Author: Wang Xin xyx
Link: https://www.jianshu.com/p/1b4f351013d3
Source: Brief Book
The copyright belongs to the author. For commercial reproduction, please contact the author for authorization, and for non-commercial reproduction, please indicate the source.
Heat map
Heat map, called heat map in English, is a matrix representation method, in which the element values in the matrix are represented by colors, and different colors represent values of different sizes. You can intuitively know the size of the value at a certain location by color. In addition, you can also compare the color at this location with the color at other locations in the dataset.
Heat map is a very intuitive multivariate analysis method.

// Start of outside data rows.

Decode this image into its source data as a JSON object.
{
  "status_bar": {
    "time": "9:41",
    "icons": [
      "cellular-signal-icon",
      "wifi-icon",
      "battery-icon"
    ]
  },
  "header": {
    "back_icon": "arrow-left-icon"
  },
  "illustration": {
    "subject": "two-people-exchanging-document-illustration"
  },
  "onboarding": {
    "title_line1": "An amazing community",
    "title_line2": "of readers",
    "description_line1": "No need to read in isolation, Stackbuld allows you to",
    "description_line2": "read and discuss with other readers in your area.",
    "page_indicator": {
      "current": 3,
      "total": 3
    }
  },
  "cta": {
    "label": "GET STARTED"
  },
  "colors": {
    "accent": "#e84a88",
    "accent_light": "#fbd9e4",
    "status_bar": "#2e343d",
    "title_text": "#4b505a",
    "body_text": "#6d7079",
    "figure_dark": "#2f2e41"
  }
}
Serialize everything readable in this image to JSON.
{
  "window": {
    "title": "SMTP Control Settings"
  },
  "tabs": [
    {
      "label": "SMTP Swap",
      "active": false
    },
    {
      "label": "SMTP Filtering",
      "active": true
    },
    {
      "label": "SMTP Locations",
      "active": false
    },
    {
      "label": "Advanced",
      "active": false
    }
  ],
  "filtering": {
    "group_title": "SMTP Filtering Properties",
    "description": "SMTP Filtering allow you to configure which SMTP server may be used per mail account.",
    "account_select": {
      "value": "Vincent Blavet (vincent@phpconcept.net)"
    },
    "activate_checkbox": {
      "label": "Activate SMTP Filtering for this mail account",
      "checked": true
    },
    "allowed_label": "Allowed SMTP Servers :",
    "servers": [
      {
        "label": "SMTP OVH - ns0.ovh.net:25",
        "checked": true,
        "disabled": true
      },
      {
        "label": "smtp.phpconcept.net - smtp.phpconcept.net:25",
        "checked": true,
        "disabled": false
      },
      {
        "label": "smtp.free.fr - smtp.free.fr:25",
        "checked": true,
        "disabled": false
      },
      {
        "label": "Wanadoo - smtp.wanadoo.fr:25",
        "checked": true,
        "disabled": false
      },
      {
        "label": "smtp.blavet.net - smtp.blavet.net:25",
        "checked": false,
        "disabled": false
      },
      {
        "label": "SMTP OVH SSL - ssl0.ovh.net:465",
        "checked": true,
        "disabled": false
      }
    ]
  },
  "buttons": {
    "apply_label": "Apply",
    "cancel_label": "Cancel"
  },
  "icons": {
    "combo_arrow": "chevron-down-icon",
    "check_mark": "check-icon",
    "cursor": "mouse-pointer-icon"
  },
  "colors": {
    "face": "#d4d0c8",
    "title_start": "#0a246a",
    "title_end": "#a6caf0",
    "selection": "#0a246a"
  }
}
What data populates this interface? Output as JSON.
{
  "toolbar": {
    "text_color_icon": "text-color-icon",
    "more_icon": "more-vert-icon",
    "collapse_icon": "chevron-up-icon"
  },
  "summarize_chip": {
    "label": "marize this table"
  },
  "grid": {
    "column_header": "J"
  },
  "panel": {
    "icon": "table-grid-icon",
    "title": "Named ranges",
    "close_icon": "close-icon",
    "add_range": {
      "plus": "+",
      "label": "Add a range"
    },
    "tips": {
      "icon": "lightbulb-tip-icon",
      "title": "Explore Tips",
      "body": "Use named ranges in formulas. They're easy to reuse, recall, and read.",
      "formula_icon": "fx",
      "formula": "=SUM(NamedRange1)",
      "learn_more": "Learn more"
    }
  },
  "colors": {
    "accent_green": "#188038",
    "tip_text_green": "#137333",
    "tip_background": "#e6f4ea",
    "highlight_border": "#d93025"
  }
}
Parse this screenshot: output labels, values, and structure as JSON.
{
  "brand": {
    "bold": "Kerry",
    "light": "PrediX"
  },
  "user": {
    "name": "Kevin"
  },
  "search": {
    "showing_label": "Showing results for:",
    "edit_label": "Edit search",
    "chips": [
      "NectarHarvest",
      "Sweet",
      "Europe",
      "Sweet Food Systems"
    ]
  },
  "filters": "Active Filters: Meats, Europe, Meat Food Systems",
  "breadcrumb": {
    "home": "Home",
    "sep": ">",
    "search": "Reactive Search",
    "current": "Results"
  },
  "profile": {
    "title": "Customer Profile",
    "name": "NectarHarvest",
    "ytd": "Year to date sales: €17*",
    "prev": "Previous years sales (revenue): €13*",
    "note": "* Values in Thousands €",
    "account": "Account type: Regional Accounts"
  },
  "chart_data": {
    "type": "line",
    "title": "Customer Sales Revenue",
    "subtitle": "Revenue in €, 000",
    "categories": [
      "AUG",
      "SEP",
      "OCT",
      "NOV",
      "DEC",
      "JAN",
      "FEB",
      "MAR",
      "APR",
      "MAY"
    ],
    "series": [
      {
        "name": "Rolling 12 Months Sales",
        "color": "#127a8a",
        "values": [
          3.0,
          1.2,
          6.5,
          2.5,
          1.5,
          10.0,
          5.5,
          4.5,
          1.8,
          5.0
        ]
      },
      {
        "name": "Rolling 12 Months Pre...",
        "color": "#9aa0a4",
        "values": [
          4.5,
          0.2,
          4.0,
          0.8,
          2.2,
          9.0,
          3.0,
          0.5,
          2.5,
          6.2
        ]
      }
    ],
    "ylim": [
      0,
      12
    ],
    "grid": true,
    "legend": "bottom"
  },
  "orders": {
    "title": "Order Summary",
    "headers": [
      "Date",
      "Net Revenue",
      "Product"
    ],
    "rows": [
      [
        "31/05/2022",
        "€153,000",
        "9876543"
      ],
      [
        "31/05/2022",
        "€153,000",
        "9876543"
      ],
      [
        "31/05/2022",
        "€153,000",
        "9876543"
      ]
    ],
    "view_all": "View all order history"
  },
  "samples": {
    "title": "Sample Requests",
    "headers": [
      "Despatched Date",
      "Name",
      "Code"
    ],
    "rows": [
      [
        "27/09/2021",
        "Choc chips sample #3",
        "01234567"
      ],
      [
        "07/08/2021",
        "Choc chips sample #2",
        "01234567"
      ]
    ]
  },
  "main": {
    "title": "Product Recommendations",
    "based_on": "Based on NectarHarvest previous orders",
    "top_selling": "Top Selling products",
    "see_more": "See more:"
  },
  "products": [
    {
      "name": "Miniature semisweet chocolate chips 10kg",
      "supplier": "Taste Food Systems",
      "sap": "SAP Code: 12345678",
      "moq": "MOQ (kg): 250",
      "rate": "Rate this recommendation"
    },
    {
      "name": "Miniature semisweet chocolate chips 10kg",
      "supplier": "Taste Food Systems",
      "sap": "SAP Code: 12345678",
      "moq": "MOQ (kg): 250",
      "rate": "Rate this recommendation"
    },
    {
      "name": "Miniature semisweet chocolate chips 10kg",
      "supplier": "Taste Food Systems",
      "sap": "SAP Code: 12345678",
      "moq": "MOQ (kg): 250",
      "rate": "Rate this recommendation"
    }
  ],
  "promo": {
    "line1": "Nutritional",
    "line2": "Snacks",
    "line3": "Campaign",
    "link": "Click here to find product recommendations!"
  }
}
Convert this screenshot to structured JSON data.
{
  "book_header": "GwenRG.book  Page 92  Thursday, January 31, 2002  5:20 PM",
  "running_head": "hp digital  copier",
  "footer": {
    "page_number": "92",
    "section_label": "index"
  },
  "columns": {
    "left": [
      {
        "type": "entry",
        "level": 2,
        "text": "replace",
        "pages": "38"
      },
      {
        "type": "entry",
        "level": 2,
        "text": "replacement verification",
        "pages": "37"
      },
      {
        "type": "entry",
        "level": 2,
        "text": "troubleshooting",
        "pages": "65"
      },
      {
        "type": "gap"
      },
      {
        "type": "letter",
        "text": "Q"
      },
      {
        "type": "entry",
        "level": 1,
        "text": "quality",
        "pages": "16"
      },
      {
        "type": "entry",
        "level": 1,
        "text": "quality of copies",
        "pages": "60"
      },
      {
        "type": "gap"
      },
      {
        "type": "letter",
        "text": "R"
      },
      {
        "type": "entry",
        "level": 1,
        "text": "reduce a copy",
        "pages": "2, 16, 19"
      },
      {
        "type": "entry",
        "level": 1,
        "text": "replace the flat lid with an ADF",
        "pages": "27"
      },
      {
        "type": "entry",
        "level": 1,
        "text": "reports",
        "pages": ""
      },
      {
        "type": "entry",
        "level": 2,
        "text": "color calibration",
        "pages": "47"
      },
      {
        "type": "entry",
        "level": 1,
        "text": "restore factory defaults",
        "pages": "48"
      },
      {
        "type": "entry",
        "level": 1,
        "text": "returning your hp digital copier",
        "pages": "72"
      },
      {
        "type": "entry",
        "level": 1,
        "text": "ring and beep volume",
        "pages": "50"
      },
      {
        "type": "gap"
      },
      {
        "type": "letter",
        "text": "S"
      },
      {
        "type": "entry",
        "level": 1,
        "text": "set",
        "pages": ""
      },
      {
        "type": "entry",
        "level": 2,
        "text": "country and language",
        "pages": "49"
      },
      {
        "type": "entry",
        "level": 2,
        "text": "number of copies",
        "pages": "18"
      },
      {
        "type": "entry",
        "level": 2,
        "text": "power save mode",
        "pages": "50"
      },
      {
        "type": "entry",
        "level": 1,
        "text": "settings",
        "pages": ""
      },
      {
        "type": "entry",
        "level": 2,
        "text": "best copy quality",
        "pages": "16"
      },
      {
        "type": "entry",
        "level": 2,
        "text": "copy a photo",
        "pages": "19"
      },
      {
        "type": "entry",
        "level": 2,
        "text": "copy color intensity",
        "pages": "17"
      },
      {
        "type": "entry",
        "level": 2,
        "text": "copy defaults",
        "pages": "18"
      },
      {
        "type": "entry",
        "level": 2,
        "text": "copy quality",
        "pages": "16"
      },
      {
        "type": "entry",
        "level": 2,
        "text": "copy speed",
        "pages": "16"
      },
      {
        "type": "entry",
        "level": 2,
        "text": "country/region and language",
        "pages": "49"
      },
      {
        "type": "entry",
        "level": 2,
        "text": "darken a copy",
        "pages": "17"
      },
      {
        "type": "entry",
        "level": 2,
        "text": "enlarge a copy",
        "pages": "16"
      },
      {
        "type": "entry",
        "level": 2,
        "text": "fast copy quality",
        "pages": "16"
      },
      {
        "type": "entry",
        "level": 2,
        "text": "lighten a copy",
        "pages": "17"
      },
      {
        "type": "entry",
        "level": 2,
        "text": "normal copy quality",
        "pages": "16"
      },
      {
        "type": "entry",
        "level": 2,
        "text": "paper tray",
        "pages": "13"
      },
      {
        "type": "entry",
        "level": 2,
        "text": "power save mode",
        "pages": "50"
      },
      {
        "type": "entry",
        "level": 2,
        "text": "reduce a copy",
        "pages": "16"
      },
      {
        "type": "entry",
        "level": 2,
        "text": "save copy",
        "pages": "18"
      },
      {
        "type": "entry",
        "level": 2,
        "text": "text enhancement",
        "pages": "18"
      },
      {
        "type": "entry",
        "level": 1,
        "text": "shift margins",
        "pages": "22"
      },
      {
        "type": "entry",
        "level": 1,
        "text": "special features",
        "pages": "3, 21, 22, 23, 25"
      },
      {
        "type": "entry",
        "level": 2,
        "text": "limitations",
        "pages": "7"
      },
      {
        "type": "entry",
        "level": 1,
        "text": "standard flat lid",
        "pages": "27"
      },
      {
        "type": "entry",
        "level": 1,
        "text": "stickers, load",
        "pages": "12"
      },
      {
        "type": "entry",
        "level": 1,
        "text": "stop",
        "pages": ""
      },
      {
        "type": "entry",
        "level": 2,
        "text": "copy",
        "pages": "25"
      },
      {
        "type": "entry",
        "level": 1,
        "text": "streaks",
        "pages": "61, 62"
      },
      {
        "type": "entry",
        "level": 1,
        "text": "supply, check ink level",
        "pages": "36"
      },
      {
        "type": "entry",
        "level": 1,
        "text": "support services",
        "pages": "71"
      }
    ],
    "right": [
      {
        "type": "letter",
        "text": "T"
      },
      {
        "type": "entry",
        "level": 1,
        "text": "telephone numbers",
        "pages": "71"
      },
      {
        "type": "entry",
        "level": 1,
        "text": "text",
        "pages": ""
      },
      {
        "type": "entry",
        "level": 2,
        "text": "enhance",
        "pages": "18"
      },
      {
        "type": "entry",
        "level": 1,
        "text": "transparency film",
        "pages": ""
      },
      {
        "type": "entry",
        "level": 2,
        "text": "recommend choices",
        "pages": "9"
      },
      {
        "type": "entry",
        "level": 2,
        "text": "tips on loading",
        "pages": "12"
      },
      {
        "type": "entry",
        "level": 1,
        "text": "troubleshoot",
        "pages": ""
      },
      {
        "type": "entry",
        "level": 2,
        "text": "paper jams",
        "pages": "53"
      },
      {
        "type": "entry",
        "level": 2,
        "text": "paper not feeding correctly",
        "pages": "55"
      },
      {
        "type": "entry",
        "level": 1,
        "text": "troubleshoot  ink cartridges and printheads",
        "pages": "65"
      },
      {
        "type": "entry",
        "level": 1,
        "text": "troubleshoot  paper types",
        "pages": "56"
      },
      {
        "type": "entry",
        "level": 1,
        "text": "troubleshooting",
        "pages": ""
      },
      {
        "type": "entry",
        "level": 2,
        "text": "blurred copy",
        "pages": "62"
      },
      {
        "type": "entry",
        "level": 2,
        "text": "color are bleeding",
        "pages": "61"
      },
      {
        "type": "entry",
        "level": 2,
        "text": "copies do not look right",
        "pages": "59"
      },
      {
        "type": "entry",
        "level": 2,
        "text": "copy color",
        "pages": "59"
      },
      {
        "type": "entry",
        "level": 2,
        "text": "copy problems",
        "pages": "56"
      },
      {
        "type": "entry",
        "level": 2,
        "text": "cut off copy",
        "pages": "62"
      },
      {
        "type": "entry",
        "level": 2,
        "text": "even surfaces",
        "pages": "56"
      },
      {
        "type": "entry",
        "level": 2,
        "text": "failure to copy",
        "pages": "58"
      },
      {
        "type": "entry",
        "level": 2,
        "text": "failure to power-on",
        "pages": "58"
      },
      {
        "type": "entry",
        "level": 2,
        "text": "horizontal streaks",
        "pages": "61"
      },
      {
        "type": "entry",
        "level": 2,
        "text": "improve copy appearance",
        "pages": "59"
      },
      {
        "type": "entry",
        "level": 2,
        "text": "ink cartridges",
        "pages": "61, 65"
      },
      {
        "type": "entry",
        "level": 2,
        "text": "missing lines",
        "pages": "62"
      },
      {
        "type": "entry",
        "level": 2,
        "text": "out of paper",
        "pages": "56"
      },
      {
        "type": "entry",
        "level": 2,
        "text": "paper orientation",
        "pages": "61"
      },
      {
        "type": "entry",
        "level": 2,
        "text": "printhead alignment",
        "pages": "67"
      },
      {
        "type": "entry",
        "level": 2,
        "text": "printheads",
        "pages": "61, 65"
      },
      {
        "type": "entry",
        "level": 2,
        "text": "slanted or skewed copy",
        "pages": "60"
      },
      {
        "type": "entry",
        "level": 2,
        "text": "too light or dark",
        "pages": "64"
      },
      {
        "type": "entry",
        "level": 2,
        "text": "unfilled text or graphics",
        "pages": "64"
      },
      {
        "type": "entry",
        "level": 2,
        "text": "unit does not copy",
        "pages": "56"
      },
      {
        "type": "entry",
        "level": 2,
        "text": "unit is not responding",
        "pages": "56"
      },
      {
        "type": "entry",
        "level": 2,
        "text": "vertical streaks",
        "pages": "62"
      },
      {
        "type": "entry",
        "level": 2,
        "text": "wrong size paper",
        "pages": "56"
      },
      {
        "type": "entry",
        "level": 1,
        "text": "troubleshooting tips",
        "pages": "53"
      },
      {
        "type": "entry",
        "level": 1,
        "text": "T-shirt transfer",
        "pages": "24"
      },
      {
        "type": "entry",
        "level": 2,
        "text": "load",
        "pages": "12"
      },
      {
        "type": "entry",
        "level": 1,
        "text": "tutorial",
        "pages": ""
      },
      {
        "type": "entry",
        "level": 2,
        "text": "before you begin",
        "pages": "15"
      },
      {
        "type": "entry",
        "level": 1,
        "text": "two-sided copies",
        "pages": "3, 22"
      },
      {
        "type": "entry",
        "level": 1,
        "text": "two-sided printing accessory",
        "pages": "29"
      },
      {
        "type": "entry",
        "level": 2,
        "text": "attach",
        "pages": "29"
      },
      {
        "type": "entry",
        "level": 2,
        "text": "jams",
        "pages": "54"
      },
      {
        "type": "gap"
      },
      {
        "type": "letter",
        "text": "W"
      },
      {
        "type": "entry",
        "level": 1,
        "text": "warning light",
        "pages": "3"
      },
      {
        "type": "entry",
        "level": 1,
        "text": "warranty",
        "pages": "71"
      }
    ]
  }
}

We generally use the sns.heatmap (data) function in Seaborn, where data represents the heat map data to be drawn.
Paired relationship
If you want to explore the distribution of multiple pairs of double variables in the data set, you can directly use the sns.pairplot () function. It will also show the relationship between each pair of variables in the DataFrame, and on the diagonal, you can see the distribution of each variable as a single variable. It can be said to be a commonly used function in exploratory analysis, which can quickly help us understand the relationship between variable pairs.
The use of the pairplot function is as convenient as the use of the describe () function on the DataFrame. It is a commonly used function in data exploration.
Here we use the iris dataset that comes with Seaborn. This dataset is also called the iris dataset. Iris flowers can be divided into three varieties: Setosa, Versicolour, and Virginia. In this data set, there are 50 data for each variety. Each data includes 4 attributes, namely, calyx length, calyx width, petal length and Petal width. Through these data, you need to predict which of the three varieties the iris flower belongs to.